Results: Screening of the t(1;19) pre B-cell ALL cell line, RCH-ACV, with our siRNA panels targeting transcription factors and chromatin remodeling/epigenetic regulators identified four potential regulators of ROR1 that were required for viability of RCH-ACV cells but not our negative control cell line, REH (t(12;21)-positive). Among these four candidates was UHRF1, which interacts with histone and DNA methyltransferases. Interestingly, silencing of UHRF1 by siRNA led to reduced ROR1 protein levels, but had no significant impact on ROR1 mRNA expression. Since one primary function of UHRF1 is to regulate DNA methylation, we hypothesized that UHRF1 regulates ROR1 protein expression through an intermediate gene whose transcription is impacted by UHRF1-mediated DNA methylation. To test this hypothesis, RCH-ACV cells were treated with the RNA synthesis inhibitor actinomycin D 48 hours after silencing UHRF1. This resulted in a transient rescue of ROR1 protein levels, indicating that UHRF1 regulation of ROR1 protein depends on the transcription of an intermediate gene whose gene product subsequently regulates ROR1 protein levels.
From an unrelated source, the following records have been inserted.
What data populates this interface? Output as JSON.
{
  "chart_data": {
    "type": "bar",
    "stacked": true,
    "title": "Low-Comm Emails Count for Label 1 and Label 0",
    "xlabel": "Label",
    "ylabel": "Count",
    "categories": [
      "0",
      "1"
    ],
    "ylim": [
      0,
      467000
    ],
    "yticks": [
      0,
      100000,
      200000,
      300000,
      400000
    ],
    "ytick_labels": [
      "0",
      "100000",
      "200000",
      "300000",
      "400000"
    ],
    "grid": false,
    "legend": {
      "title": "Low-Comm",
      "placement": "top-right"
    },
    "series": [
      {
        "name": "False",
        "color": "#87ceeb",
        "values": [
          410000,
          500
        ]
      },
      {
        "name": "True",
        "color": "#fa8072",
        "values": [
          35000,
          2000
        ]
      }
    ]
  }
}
Conclusions: Data from siRNA screens and subsequent validation experiments suggest that UHRF1 functions to regulate ROR1 protein levels, but not mRNA expression. This is intriguing due to the primary role of UHRF1 as a modulator of DNA and histone methylation. The observed rescue of ROR1 protein with actinomycin D suggests that UHRF1 regulation of ROR1 protein occurs through an undefined intermediary whose locus is methylated in a UHRF1-dependent manner and whose gene product modulates ROR1 protein levels. Inhibitors of additional stages of gene transcription, translation, and stabilization are currently being tested to continue characterizing UHRF1-dependent regulation of ROR1. Cumulatively, this work has identified a novel regulatory mechanism of ROR1 protein expression by UHRF1 in t(1;19) pre B-cell ALL. In addition to advancing our understanding of ROR1 biology, this regulatory mechanism suggests a new therapeutic strategy to target ROR1-expressing cancers.